The idea was ultimately successful, with Eisenhower winning the presidency against Democratic candidate Adlai Stevenson and Republicans securing control of both houses of Congress, leading the election to be described as a 'deviating' one against the backdrop of Democratic dominance through the middle of the century.

==Korea==
After United Nations forces retook "Line Kansas" in May 1951, the Korean War was at a stalemate; the conflict continued, but little territory changed hands.

==Communism==
The election came in the middle of the McCarthy era when the US was undergoing the second red scare over supposed undercover Communists in American public life. Eisenhower reluctantly supported Joseph McCarthy in his attacks on Democrats, with Republicans believing him to be a "necessary weapon", despite the fact McCarthy had also started attacking Eisenhower's military mentor George Marshall.

==Corruption==
Truman himself was not linked to any corruption, but his connections to the Pendergast machine were scrutinized. Several members of the Truman administration had conflicts of interest or were involved in corrupt activities:
- In 1946, Truman attempted to appoint Edwin W. Pauley, a businessman and Democratic donor, to the post of United States Under Secretary of the Navy. Pauley was seen as unsuited to the post due to his close ties to the oil industry and Truman's continued support for his nomination led to the resignation of Harold Ickes as Secretary of the Interior.
- Matthew J. Connelly (Truman's Appointments Secretary) and T. Lamar Caudle (the head of the tax division at the Department of Justice) were found guilty in 1956 of having accepted oil royalty interests in exchange for allegedly giving lenient treatment to a St Louis shoe salesman charged with tax fraud. It was later suggested that Caudle was made a scapegoat by Republican lawmakers in order to secure convictions after their election, so as to look tough on corruption.
- Major General Harry H. Vaughan (Truman's friend and military aide) accepted seven home freezers for himself and friends in return for using his influence to fix government contracts.
- E. Merl Young, an official in the Reconstruction Finance Corporation, was found guilty of accepting a gift of a mink coat for his wife from a Washington lawyer in return for favourable loans to certain companies.

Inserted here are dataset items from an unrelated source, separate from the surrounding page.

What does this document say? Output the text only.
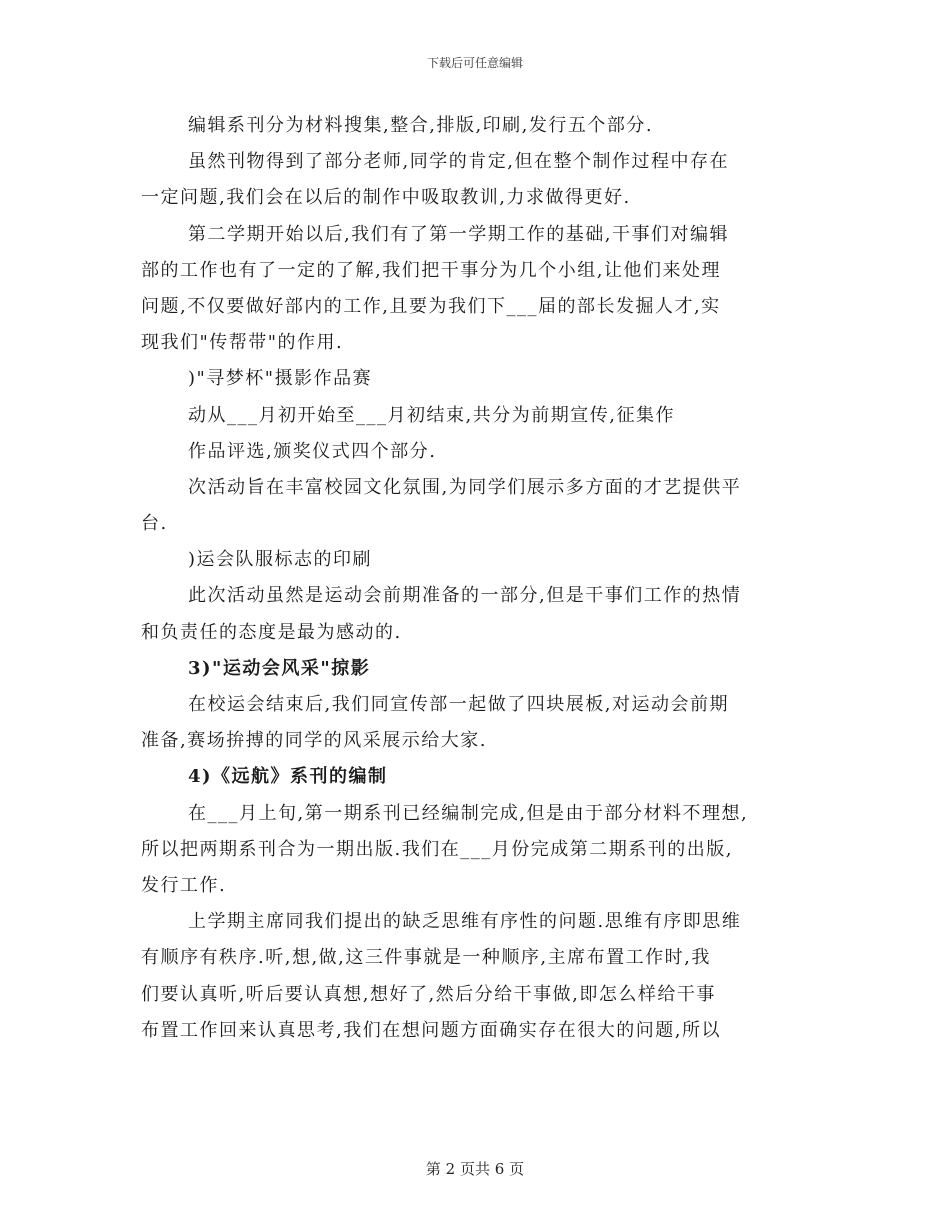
下载后可任意编辑
编辑系刊分为材料搜集,整合,排版,印刷,发行五个部分.
虽然刊物得到了部分老师,同学的肯定,但在整个制作过程中存在
一定问题,我们会在以后的制作中吸取教训,力求做得更好.
第二学期开始以后,我们有了第一学期工作的基础,干事们对编辑
部的工作也有了一定的了解,我们把干事分为几个小组,让他们来处理
问题,不仅要做好部内的工作,且要为我们下___届的部长发掘人才,实
现我们"传帮带"的作用.
)"寻梦杯"摄影作品赛
动从___月初开始至___月初结束,共分为前期宣传,征集作
作品评选,颁奖仪式四个部分.
次活动旨在丰富校园文化氛围,为同学们展示多方面的才艺提供平
台.
)运会队服标志的印刷
此次活动虽然是运动会前期准备的一部分,但是干事们工作的热情
和负责任的态度是最为感动的.
3)"运动会风采"掠影
在校运会结束后,我们同宣传部一起做了四块展板,对运动会前期
准备,赛场拚搏的同学的风采展示给大家.
4)《远航》系刊的编制
在___月上旬,第一期系刊已经编制完成,但是由于部分材料不理想,
所以把两期系刊合为一期出版.我们在___月份完成第二期系刊的出版,
发行工作.
上学期主席同我们提出的缺乏思维有序性的问题.思维有序即思维
有顺序有秩序.听,想,做,这三件事就是一种顺序,主席布置工作时,我
们要认真听,听后要认真想,想好了,然后分给干事做,即怎么样给干事
布置工作回来认真思考,我们在想问题方面确实存在很大的问题,所以
第 2 页共 6 页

To try to stem the corruption, in February 1952, Truman appointed Newbold Morris to head an independent investigation as special counsel. He also signed an executive order compelling members of the executive branch to co-operate with Morris' inquiry. Truman's Attorney General J. Howard McGrath objected to Morris' line of investigation (believing the salary surveys Morris was giving out were a "violation of personal rights") and, on 3 April, he fired Morris. Hours later, Truman called McGrath and forced him to resign. This high-profile scandal made sure that corruption would be a major part of the election campaign.

Though Truman may not have condoned the corruption within his administration, "he behaved so willfully as to seem almost a conscious co-conspirator". The extent of the problem was such that Richard Nixon, who ran with Eisenhower as Vice President, dubbed it the 'scandal-a-day administration'.